To use multiple versions:

pg.version(versions = ["14", "15", "16"])

use_repo(pg,
    "pg_14_linux_amd64", "pg_14_darwin_arm64", "pg_14_darwin_amd64",
    "pg_15_linux_amd64", "pg_15_darwin_arm64", "pg_15_darwin_amd64",
    "pg_16_linux_amd64", "pg_16_darwin_arm64", "pg_16_darwin_amd64",
)

Legacy WORKSPACE

load("@bazel_tools//tools/build_defs/repo:http.bzl", "http_archive")

http_archive(
    name = "rules_pg",
    urls = ["https://github.com/example/rules_pg/archive/v0.1.0.tar.gz"],
    sha256 = "...",
    strip_prefix = "rules_pg-0.1.0",
)

load("@rules_pg//:repositories.bzl", "rules_pg_dependencies", "rules_pg_register_toolchains")

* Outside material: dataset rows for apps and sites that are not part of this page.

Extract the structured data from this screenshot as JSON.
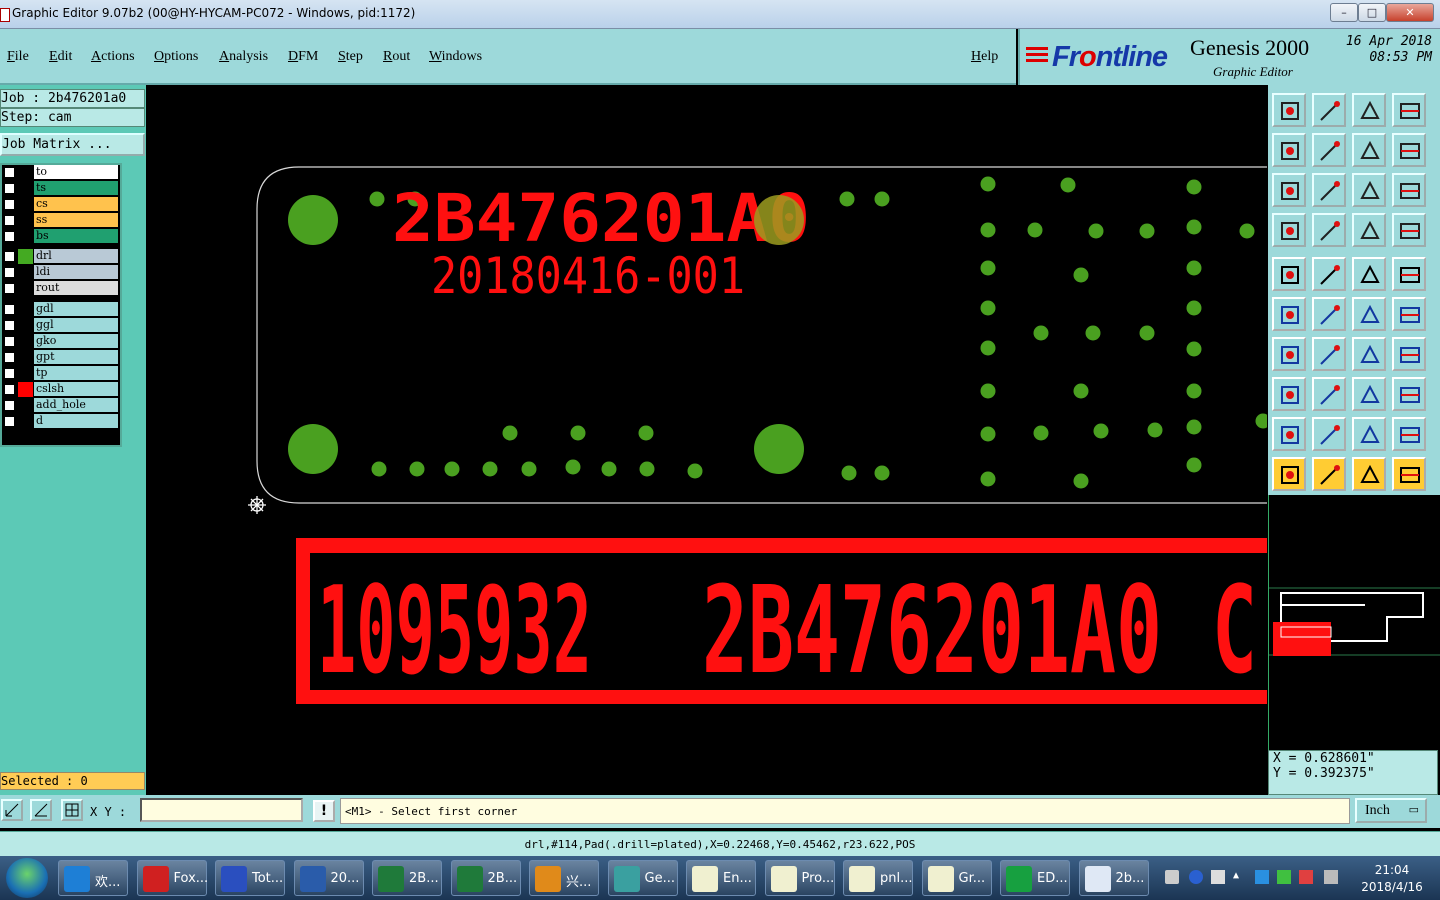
{
  "window": {
    "title": "Graphic Editor 9.07b2 (00@HY-HYCAM-PC072 - Windows, pid:1172)",
    "minimize": "–",
    "maximize": "□",
    "close": "✕"
  },
  "menu": {
    "items": [
      "File",
      "Edit",
      "Actions",
      "Options",
      "Analysis",
      "DFM",
      "Step",
      "Rout",
      "Windows"
    ],
    "help": "Help"
  },
  "logo": {
    "brand_pre": "Fr",
    "brand_o": "o",
    "brand_post": "ntline",
    "product": "Genesis 2000",
    "subtitle": "Graphic Editor",
    "date": "16 Apr 2018",
    "time": "08:53 PM"
  },
  "job": {
    "job": "Job : 2b476201a0",
    "step": "Step: cam",
    "matrix_button": "Job Matrix ..."
  },
  "layers": [
    {
      "name": "to",
      "color": "#ffffff",
      "swatch": "#000000"
    },
    {
      "name": "ts",
      "color": "#20a070",
      "swatch": "#000000"
    },
    {
      "name": "cs",
      "color": "#ffc24d",
      "swatch": "#000000"
    },
    {
      "name": "ss",
      "color": "#ffc24d",
      "swatch": "#000000"
    },
    {
      "name": "bs",
      "color": "#20a070",
      "swatch": "#000000"
    },
    {
      "name": "drl",
      "color": "#b9c9d6",
      "swatch": "#44aa22"
    },
    {
      "name": "ldi",
      "color": "#b9c9d6",
      "swatch": "#000000"
    },
    {
      "name": "rout",
      "color": "#dddddd",
      "swatch": "#000000"
    },
    {
      "name": "gdl",
      "color": "#9dd9da",
      "swatch": "#000000"
    },
    {
      "name": "ggl",
      "color": "#9dd9da",
      "swatch": "#000000"
    },
    {
      "name": "gko",
      "color": "#9dd9da",
      "swatch": "#000000"
    },
    {
      "name": "gpt",
      "color": "#9dd9da",
      "swatch": "#000000"
    },
    {
      "name": "tp",
      "color": "#9dd9da",
      "swatch": "#000000"
    },
    {
      "name": "cslsh",
      "color": "#9dd9da",
      "swatch": "#ff0000"
    },
    {
      "name": "add_hole",
      "color": "#9dd9da",
      "swatch": "#000000"
    },
    {
      "name": "d",
      "color": "#9dd9da",
      "swatch": "#000000"
    }
  ],
  "selected": "Selected : 0",
  "canvas": {
    "text1": "2B476201A0",
    "text2": "20180416-001",
    "big_num": "1095932",
    "big_code": "2B476201A0",
    "big_c": "C"
  },
  "coords": {
    "x": "X = 0.628601\"",
    "y": "Y = 0.392375\""
  },
  "command": {
    "xy_label": "X Y :",
    "excl": "!",
    "prompt": "<M1> - Select first corner",
    "unit": "Inch"
  },
  "status": "drl,#114,Pad(.drill=plated),X=0.22468,Y=0.45462,r23.622,POS",
  "taskbar": {
    "items": [
      {
        "label": "欢...",
        "color": "#1e7fd6"
      },
      {
        "label": "Fox...",
        "color": "#d02020"
      },
      {
        "label": "Tot...",
        "color": "#2a4fbf"
      },
      {
        "label": "20...",
        "color": "#2a5caa"
      },
      {
        "label": "2B...",
        "color": "#1f7a3a"
      },
      {
        "label": "2B...",
        "color": "#1f7a3a"
      },
      {
        "label": "兴...",
        "color": "#e08a1a"
      },
      {
        "label": "Ge...",
        "color": "#3aa0a0"
      },
      {
        "label": "En...",
        "color": "#f0f0d0"
      },
      {
        "label": "Pro...",
        "color": "#f0f0d0"
      },
      {
        "label": "pnl...",
        "color": "#f0f0d0"
      },
      {
        "label": "Gr...",
        "color": "#f0f0d0"
      },
      {
        "label": "ED...",
        "color": "#17a040"
      },
      {
        "label": "2b...",
        "color": "#dfe8f5"
      }
    ],
    "time": "21:04",
    "date": "2018/4/16"
  }
}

# Download pre-built PostgreSQL binaries.
rules_pg_dependencies(versions = ["14"])

# Register toolchains so Bazel can resolve the right binary per platform.
rules_pg_register_toolchains(versions = ["14"])

Quickstart

1. Write your migrations. Use numeric prefixes so glob() ordering is stable:

myapp/
  db/
    migrations/
      001_init.sql
      002_add_users.sql
      003_add_posts.sql

2. Declare the schema and a test in your BUILD.bazel:

load("@rules_pg//:defs.bzl", "pg_test", "postgres_schema")

postgres_schema(
    name = "schema",
    srcs = glob(["db/migrations/*.sql"]),
)

pg_test(
    name = "db_test",
    srcs = ["db_test.sh"],
    schema = ":schema",
)

3. Read the injected environment variables from your test:

#!/usr/bin/env bash
# db_test.sh
psql -h "$PGHOST" -p "$PGPORT" -U "$PGUSER" -d "$PGDATABASE" \
     -c "SELECT COUNT(*) FROM users;"

4. Run:

bazel test //myapp:db_test

Rules

postgres_schema

load("@rules_pg//:defs.bzl", "postgres_schema")

postgres_schema(
    name = "schema",
    srcs = [...],
    binary = None,        # optional; see postgres_binary
)

Declares an ordered set of SQL migration files that define the database schema for a test. Files are applied to the test database via psql in the order they appear in srcs.

Attributes:

Attribute Type Default Description
name string required Target name.
srcs label_list required .sql migration files, applied in listed order.
binary label //:pg_default postgres_binary target supplying the server executables. Override to pin a specific version.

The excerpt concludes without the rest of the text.